Consider the code below
int s =1;
for (int i=1; i<N; i++){
//Assertion: s =
s = s+(2*i+1);}
printf("%d", s);
a) What is a reasonable assertion for the main loop?
b) What does the code accomplish?
c) Using the method of initalization-maintenance-termination, prove that the invariant holds, and that the final output is correct.
a)
What is a reasonable assertion for the main loop?
In main loop we use assertion as s==i*i (reason in part b)
int s =1;
for (int i=1; i<N; i++){
//Assertion: s =
assert(s == i*i);
s = s+(2*i+1);
}
b) What does the code accomplish?
This code is finding the sum of first N odd numbers.
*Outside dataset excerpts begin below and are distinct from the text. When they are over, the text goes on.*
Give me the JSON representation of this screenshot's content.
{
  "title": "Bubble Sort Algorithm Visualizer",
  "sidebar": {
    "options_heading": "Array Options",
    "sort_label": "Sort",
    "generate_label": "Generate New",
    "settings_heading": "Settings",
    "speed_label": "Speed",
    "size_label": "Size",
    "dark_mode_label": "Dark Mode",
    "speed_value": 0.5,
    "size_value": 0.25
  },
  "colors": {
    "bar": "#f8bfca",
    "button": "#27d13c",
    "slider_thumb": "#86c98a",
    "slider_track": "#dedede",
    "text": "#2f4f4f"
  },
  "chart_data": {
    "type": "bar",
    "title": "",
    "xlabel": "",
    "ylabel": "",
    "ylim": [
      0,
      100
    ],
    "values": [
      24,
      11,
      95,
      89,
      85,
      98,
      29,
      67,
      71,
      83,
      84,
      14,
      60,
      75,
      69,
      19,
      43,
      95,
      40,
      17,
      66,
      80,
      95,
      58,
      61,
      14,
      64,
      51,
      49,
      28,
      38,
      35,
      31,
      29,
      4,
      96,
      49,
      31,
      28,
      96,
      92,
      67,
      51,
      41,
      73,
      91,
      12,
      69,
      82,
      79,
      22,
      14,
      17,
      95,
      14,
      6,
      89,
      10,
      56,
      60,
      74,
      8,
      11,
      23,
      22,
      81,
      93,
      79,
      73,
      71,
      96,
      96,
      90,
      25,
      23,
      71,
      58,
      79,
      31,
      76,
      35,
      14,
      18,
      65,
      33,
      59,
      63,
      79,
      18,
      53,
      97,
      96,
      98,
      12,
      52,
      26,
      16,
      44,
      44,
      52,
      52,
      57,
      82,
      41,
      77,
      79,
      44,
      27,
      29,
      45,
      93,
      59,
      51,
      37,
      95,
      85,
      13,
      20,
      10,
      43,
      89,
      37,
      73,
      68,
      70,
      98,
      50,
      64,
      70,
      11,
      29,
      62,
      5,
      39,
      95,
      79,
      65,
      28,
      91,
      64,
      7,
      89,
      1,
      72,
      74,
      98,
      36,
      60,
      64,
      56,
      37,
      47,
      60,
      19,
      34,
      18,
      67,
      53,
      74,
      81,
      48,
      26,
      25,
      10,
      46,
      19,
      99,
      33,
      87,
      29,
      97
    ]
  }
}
We are starting with s=1 and then we are adding below :
When i=1; we are adding 2*i+i =3
i=2; we are adding 2*i+1 =5
i=3; we are adding 2*i+1 =7
i=4; we are adding 2*i+1 =9
i=5; we are adding 2*i+1 =11
and so on…
Now sum of first N odd numbers is N*N so that’s why our assertion is i*i for sum of first i terms.
Checked in c program :
c) Using the method of initalization-maintenance-termination, prove that the invariant holds, and that the final output is correct.
We must show:
Suppose N = 10
Initialization:
When loop starts s=1 which is sum of first odd number and it is correct.
Maintenance:
Now when it enters the loop it updates the value of s as shown below:
Start Value |
Value of i |
Updated Value |
Expected Value |
Correctness |
S=1 |
1 |
S=1+(2*1+1) = 4 |
2*2=4 |
True |
S=4 |
2 |
S=4 +(2*2+1) = 9 |
3*3=9 |
True |
S=9 |
3 |
S=9+(2*3+1) = 16 |
4*4=16 |
True |
S=16 |
4 |
S=16+(2*4+1) = 25 |
5*5=25 |
True |
S=25 |
5 |
S=25+(2*5+1) = 36 |
6*6=64 |
True |
S=36 |
6 |
S=36+(2*6+1) = 49 |
7*7=49 |
True |
S=49 |
7 |
S=49+(2*7+1) = 64 |
8*8=64 |
True |
S=64 |
8 |
S=64+(2*8+1) = 81 |
9*9=81 |
True |
S=81 |
9 |
S=81+(2*9+1) = 100 |
10*10=100 |
True |
Termination:
Sum of first N(i.e 10) odd numbers should be 100 which is 10*10 and we are getting the same results.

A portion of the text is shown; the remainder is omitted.